Он прокрутил ей три фрагмента записи. Антонина Андреевна убрала со лба полотенце, наморщила лоб. Он прокрутил повторно. Для пущего восприятия включил на третий раз.
- Не надо больше, - помотала головой женщина. - Это запись номер три. Та самая женщина. Судя по всему, она пыталась изменить голос, говорила официальным тоном, но изменить тембр не смогла… Это точно она, молодой человек, уж поверьте, я за свою жизнь наслушалась голосов…

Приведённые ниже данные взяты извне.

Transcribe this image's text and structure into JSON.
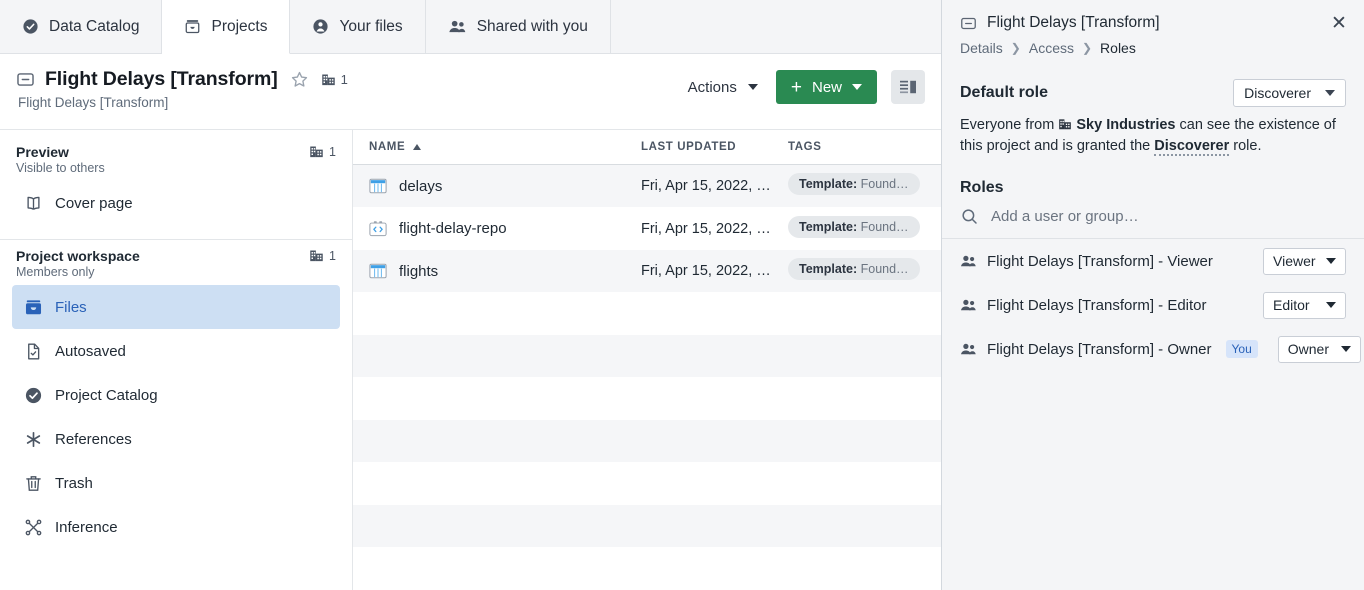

- Вы уверены, Антонина Андреевна? - настаивал Турецкий. - Нужна гарантия.
- Она, - кивнула женщина. - Вы заметили, что я избегаю всевозможных "может быть", "вероятно", "напоминает" и так далее? Поверьте, молодой человек. Вам будет трудно поверить, но до сорока лет, пока не вышла замуж за главного инженера завода токарных станков, я преподавала в музыкальной школе и до сих пор имею идеальный музыкальный слух и звуковую память.
- Вы позволите войти, Евгения Владимировна? - вкрадчиво осведомился Турецкий, сооружая ледяную улыбку. Следователь Ситникова попятилась, побледнела, запахнула отвороты халата.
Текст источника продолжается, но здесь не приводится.